A excipiente alega que o débito relativo à CDA 70 2 23 019697-86 (evento 1, anexo 6), decorrente do processo administrativo 10136 539810/2023-74, já estaria quitado.
A CDA 70 2 23 019697-86 diz respeito ao IRRF/Rend. de trabalho s/vínculo empregatício, créditos esses vencidos em novembro e dezembro/2022, no valor total de R$ 7.259,41 (sendo R$ 6.049,52 o total dos impostos e R$ 1.209,89 o total da multa moratória).
A excipiente não aponta em quais dos documentos juntados ao evento 11 (eventos 1 a 13) estaria comprovada a quitação do débito, também deixando de esclarecer de que forma ela se deu.

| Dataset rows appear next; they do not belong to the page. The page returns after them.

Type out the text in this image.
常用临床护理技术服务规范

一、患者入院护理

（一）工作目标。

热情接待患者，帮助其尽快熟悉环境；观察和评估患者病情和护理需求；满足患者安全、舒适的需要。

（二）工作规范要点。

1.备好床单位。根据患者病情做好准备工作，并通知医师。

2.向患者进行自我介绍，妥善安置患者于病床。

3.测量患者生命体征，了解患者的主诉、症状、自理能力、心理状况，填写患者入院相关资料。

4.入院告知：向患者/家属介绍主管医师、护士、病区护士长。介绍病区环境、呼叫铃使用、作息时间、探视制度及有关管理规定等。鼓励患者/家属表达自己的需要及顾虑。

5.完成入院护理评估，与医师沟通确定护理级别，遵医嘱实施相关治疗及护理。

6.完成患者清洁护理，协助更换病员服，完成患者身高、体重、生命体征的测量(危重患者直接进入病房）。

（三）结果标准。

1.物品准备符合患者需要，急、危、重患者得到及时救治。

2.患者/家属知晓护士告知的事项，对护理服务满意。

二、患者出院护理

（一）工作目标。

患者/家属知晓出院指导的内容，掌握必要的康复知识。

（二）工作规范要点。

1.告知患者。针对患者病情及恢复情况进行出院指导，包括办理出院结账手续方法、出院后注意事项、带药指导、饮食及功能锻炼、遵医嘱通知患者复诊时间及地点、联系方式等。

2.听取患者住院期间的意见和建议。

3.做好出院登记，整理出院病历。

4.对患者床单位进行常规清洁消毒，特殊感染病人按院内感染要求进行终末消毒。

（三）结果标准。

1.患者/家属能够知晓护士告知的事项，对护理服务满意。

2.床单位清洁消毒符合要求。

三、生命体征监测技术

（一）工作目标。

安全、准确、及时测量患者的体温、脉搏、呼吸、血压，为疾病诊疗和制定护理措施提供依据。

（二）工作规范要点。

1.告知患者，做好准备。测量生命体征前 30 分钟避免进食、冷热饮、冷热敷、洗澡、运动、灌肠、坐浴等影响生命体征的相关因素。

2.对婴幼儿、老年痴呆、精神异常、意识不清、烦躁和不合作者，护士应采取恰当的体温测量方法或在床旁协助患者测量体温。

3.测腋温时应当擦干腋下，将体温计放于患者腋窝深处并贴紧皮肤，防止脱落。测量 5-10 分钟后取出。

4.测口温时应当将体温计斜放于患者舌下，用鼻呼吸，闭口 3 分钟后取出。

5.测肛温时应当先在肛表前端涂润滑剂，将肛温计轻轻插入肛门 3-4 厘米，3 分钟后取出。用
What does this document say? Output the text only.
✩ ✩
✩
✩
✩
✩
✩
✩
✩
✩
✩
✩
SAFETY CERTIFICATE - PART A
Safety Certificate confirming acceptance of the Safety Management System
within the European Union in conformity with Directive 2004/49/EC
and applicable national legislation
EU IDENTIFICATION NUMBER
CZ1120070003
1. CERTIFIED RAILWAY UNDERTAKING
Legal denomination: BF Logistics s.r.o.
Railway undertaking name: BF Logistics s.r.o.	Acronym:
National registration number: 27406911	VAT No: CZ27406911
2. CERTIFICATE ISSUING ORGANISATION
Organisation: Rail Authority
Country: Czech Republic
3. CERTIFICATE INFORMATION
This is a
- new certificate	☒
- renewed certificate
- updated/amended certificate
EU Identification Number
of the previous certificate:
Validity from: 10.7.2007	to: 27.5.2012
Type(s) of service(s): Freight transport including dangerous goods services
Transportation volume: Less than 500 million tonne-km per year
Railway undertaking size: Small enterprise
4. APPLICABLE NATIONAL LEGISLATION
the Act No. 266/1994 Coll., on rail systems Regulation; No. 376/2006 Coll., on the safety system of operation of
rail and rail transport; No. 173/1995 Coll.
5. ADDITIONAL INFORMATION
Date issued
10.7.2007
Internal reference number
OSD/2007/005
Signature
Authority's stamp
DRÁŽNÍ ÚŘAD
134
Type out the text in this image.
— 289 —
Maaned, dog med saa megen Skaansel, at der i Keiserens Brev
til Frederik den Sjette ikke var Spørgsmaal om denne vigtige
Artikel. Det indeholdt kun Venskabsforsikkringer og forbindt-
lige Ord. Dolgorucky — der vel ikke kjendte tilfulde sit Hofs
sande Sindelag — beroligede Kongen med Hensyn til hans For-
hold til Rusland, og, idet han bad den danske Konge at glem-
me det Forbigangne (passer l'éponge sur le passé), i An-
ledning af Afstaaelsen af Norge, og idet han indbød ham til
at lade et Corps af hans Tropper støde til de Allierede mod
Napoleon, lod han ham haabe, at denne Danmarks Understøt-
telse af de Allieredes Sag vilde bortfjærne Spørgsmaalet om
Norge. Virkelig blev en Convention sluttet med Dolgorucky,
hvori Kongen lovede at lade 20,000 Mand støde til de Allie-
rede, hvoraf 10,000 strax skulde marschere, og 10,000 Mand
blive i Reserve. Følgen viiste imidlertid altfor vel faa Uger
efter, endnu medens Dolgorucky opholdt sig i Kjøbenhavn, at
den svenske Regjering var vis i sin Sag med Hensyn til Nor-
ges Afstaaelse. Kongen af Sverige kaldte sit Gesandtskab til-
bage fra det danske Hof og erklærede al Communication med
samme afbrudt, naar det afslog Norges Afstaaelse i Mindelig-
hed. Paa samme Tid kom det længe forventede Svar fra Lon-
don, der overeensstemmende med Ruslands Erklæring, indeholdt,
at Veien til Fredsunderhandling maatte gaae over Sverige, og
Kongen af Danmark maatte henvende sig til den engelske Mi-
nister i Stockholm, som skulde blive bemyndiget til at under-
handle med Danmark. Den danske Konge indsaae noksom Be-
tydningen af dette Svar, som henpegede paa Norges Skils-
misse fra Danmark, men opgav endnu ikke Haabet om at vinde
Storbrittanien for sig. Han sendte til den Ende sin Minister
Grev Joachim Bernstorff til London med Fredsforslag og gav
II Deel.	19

Há documentos juntados ao evento 11 que dão conta de compensações postuladas administrativamente.
O documento juntado ao anexo 13 diz respeito a pagamento ao IRRF de outubro/2022 (evento 10, anexo 13, fls. 8/10), que, conforme visto acima, não faz parte das competências em cobrança representada pela CDA nr. 70 2 23 019697-86.
Não comprovada, pois, a quitação do débito representado pela CDA nr. 70 2 23 019697-86.
Isso posto, REJEITO A EXCEÇÃO DE PRÉ-EXECUTIVIDADE (evento 10).
1) À exequente, para promover o prosseguimento da execução, no prazo de 15 (quinze) dias.
2) Nada sendo requerido, suspenda-se o feito por 01 (um) ano, na forma do art. 40, caput, da Lei nº 6.830/80.
Intime-se a exequente para ciência da suspensão e de que o referido prazo inicia-se a partir da intimação da presente.
Fica desde já ciente a parte exequente que, decorrido o prazo de suspensão de 1 (um) ano sem que haja manifestação que possibilite o impulso regular da execução, o presente processo será automaticamente arquivado sem baixa, na forma do art. 40, § 2º, da Lei nº 6.830/80, independentemente de nova vista de autos à exequente, e que fluirá o prazo para prescrição intercorrente.
Insta esclarecer que qualquer manifestação que não demande a promoção do curso da execução deverá ser juntada aos autos somente para que se aguarde o decurso do prazo de suspensão ou arquivamento sem baixa.
Outrossim, em virtude de o processo ser eletrônico, o eventual pedido de vista já restará atendido, pois a exequente tem acesso a este tipo de autos a qualquer momento, através da consulta processual no Eproc.